Now, if you're on the other side of this... if you're running a property in a fly-to market that Spirit used to feed... this is a different conversation. Hawaii. The Florida Keys. Mountain resort towns where the nearest major airport is the only way in. You just lost your budget feeder. That $89 Spirit fare from Baltimore to Fort Lauderdale? It's now a $189 Frontier fare. Or it doesn't exist at all. The budget leisure traveler that filled your shoulder nights isn't coming this summer. Full stop. You can't market your way out of a capacity problem. What you CAN do is shift your mix. Go harder after the traveler who's still flying... they've got more money and they're booking fewer trips. Your ADR ceiling just went up if you're willing to let go of the volume play.
One more thing, and this is the one I'm not hearing anyone talk about. Flight delays and cancellations aren't going away this summer. TSA staffing is a mess. Airlines are over-scheduled and under-crewed. That means your fly-in guests are showing up later, angrier, and with shorter stays. If you haven't briefed your front desk team on managing late arrivals... not just the logistics, but the emotional temperature of a guest who's been sitting on a tarmac for three hours... do it this week. That interaction at 11 PM is worth more to your TripAdvisor score than anything your marketing department will do all month. Your best people need to be working those late shifts, and they need the authority to make it right without calling a manager. This summer is going to test your team's ability to recover moments that the airlines are going to break for you, over and over again.

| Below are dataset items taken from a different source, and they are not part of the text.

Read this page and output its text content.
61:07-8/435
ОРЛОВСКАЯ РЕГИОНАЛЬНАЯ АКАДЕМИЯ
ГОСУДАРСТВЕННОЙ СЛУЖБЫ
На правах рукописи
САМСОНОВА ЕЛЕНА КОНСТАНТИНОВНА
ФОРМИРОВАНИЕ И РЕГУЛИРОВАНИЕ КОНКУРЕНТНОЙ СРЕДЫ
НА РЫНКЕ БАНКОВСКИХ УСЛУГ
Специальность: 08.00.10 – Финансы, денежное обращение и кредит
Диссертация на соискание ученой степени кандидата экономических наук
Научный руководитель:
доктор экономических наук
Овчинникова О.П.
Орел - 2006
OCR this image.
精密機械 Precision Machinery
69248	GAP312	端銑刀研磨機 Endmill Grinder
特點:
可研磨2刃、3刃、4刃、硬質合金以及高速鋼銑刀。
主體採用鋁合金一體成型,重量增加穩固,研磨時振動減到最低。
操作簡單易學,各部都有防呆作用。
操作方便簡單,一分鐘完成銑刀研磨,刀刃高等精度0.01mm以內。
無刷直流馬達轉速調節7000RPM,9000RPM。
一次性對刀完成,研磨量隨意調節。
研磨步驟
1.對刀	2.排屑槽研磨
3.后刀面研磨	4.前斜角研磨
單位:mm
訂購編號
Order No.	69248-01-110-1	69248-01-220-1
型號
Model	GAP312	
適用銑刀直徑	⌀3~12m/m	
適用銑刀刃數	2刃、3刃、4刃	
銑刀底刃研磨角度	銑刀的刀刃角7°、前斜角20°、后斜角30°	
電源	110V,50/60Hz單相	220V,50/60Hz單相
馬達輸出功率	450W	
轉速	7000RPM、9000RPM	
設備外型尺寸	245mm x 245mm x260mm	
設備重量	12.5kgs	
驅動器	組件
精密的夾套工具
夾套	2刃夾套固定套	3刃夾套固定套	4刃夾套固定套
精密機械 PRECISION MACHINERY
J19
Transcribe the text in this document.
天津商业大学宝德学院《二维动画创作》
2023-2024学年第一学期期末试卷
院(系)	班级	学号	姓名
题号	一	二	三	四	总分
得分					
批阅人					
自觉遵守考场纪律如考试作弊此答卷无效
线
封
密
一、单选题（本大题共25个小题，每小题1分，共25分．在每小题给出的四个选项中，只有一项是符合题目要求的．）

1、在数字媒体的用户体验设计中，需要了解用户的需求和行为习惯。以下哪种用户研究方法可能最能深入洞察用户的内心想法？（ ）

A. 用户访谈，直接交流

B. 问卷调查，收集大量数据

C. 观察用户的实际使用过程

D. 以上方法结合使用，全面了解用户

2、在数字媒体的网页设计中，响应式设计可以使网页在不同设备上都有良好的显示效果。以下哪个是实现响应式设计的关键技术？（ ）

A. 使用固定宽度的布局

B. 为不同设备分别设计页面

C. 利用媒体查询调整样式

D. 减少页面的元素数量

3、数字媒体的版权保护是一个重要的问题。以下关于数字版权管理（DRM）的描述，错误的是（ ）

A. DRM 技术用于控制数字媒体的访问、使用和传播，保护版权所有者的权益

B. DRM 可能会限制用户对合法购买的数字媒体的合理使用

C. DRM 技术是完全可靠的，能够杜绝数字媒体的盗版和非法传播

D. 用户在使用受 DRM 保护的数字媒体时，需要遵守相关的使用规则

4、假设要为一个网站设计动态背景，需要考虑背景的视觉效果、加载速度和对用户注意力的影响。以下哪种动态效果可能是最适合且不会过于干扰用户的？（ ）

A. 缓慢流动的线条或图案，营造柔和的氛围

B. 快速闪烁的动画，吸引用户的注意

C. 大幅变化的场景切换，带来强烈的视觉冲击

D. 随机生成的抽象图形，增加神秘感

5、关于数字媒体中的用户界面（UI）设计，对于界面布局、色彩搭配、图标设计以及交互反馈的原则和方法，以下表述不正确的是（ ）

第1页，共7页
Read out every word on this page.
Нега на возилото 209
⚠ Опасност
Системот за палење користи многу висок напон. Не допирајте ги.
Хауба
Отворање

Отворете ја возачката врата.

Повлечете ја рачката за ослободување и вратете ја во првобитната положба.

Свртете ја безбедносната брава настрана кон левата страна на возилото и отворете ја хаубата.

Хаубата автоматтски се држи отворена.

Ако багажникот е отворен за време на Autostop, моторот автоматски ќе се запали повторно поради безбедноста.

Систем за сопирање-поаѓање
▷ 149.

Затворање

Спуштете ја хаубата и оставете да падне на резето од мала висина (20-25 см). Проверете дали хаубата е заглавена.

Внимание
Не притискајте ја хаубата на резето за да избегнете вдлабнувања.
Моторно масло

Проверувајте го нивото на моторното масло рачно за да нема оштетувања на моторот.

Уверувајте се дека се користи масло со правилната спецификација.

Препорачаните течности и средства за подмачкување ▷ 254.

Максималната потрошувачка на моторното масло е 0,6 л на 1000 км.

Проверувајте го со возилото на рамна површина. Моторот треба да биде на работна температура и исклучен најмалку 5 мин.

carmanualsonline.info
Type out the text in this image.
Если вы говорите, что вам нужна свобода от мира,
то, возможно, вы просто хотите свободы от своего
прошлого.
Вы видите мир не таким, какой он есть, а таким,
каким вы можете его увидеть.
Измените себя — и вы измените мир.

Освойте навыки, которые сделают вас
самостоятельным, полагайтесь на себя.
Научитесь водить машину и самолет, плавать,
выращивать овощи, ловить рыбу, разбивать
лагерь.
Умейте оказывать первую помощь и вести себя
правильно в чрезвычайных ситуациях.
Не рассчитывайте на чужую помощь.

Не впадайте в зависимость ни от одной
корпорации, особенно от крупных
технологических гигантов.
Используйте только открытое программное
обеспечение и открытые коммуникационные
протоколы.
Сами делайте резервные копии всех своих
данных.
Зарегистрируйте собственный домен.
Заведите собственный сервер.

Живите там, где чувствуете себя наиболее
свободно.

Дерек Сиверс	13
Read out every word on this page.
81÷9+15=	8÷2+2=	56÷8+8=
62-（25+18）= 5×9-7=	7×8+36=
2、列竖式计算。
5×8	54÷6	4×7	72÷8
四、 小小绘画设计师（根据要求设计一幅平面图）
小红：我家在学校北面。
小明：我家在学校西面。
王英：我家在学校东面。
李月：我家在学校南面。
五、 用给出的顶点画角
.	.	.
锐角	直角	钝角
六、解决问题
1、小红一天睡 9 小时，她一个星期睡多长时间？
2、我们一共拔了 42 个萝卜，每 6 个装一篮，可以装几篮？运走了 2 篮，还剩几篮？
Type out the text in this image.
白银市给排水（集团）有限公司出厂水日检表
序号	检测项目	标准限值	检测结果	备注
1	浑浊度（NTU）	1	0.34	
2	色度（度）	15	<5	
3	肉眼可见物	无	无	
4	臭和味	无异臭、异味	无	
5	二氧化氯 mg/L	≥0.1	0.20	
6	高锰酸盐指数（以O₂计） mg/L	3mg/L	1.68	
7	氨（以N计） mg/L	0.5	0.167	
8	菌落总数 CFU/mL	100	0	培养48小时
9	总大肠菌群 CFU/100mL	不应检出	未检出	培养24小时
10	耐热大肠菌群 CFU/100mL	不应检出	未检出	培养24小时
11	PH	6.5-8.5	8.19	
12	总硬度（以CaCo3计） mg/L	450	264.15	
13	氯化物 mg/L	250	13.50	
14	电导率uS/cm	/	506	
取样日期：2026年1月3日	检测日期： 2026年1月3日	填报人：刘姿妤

If you're running a drive-to leisure property... a resort, a waterpark, a beach hotel, anything within 3-4 hours of a metro that Spirit used to serve... reprice your Memorial Day weekend inventory today. Not Thursday. Today. The demand shift is happening right now and the properties that move first capture the rate premium. Pull your booking pace against the same week last year. If it's up, you're underpriced. Push rate, not volume. If you're in a fly-to market that just lost low-cost carrier access, pull your group pickup reports for every fly-in block booked through August and call those planners this week... don't wait for attrition to tell you the story. Ask about their attendees' flight situations and be ready with adjusted block sizes. And regardless of where you sit, brief your front desk team on late-arrival recovery before the weekend. Give them a comp budget... even $20 in F&B credit per disrupted arrival... and the authority to use it without permission. The airlines are about to hand you stressed-out guests every night. What your team does in that first 90 seconds determines whether you get a 3-star review or a 5.